Florida spends huge sums — $250-million annually — to fund about 1,700 forensic hospital beds that are used to treat mentally ill inmates awaiting trial. These are people who were generally arrested for low- and mid-level crimes resulting from their mental illness. After being determined incompetent to stand trial, they are sent to a forensic hospital until deemed mentally healthy enough to participate in their own defense.
The cost of this care is borne entirely by the state, and the numbers are escalating. Over the next nine years it is estimated that the number of mentally ill inmates will nearly double. By 2015, Florida will likely be shelling out $500-million a year to treat this population. It is a tragic waste of money because we know that after an acutely mentally ill inmate leaves the criminal justice system he or she is highly likely to reoffend, since no social services follow.
Bob Butterworth, secretary of Florida's Department of Children and Families, says these are the worst public dollars he has spent in his more than four decades of public service, because they are so wasteful.

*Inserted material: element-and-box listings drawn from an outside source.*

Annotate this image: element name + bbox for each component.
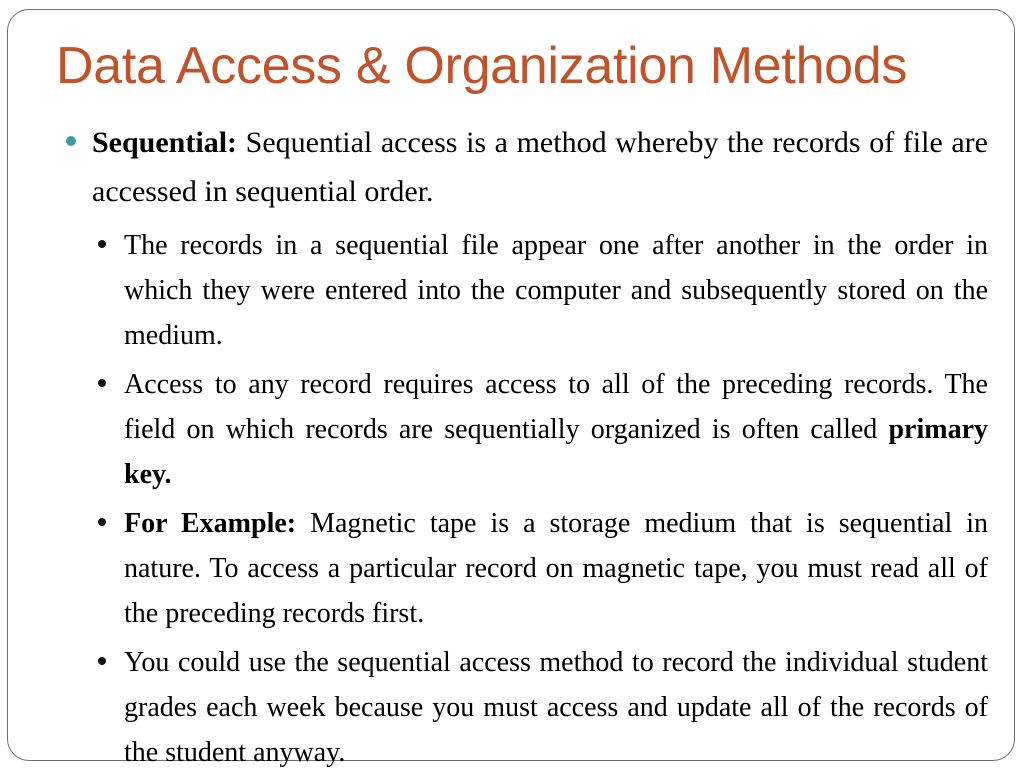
- sub-bullet-primary-key: [98, 362, 988, 497]
- slide-frame: [7, 9, 1015, 768]
- bullet-dot-icon: [98, 379, 106, 387]
- bullet-dot-icon: [66, 136, 76, 146]
- slide-title: Data Access & Organization Methods: [56, 37, 908, 95]
- bullet-dot-icon: [98, 657, 106, 665]
- slide-body: [66, 118, 988, 779]
- bullet-text: Sequential access is a method whereby the records of file are accessed in sequential order.: [92, 126, 988, 208]
- bullet-lead: For Example:: [124, 508, 297, 539]
- bullet-bold-term: primary key.: [124, 414, 988, 490]
- sub-bullet-example: [98, 501, 988, 636]
- bullet-text: You could use the sequential access method to record the individual student grades each week because you must access and update all of the records of the student anyway.: [124, 647, 988, 768]
- bullet-sequential: [66, 118, 988, 216]
- bullet-text: The records in a sequential file appear one after another in the order in which they were entered into the computer and subsequently stored on the medium.: [124, 230, 988, 351]
- sub-bullet-student-grades: [98, 640, 988, 775]
- bullet-text: Magnetic tape is a storage medium that is sequential in nature. To access a particular record on magnetic tape, you must read all of the preceding records first.: [124, 508, 988, 629]
- bullet-dot-icon: [98, 518, 106, 526]
- bullet-dot-icon: [98, 240, 106, 248]
- sub-bullet-records-order: [98, 223, 988, 358]
- bullet-text: Access to any record requires access to all of the preceding records. The field on which records are sequentially organized is often called: [124, 369, 988, 445]
- bullet-lead: Sequential:: [92, 126, 238, 159]
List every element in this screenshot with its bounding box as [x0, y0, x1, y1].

But there is another way. In a commendable showing of cooperation, a bipartisan task force of stakeholders from all branches of state government and beyond has studied the problem under the direction of Florida Supreme Court Chief Justice Fred Lewis. Judge Steve Leifman, associate administrative judge of the Miami-Dade County Court, was appointed to manage the project. The resulting 170-page report, issued last fall, provides a sensible road map for the way forward.
Florida needs to move mental health resources from the back end to the front. Our state ranks nearly last in spending for community-based services. These are the kinds of interventions and services that keep the mentally ill out of the criminal justice system and allow them a modicum of a normal life, things like case managers, housing assistance, medication therapies, behavioral therapies and drug treatment.
These services cost far less than state mental hospital beds. Much of the cost of moving to front-end services would be picked up by an innovative use of Medicaid dollars — dollars that can't be used in jails, prisons or at state forensic hospitals. That means the federal government would be picking up a large portion of a bill that used to be the state's alone.
The Legislature is being asked to put up $8-million for a pilot program in two or three of the state's judicial circuits where forensic hospital use is high. Inmates who land in these hospital beds would, after their release from the criminal justice system, be given the means to address their disorders across systems of care in community-based settings. The goal is to turn recidivists who cycle regularly through jails into functioning and productive citizens.
This is a relative pittance of money for a project that is vitally needed. Florida can't afford its current system of dumping the mentally ill on our overstressed criminal justice system. This is a money-saving measure with the happy side effect of actually addressing a societal problem. We have no reasonable alternative. It's a matter of paying a little up front or a lot more later.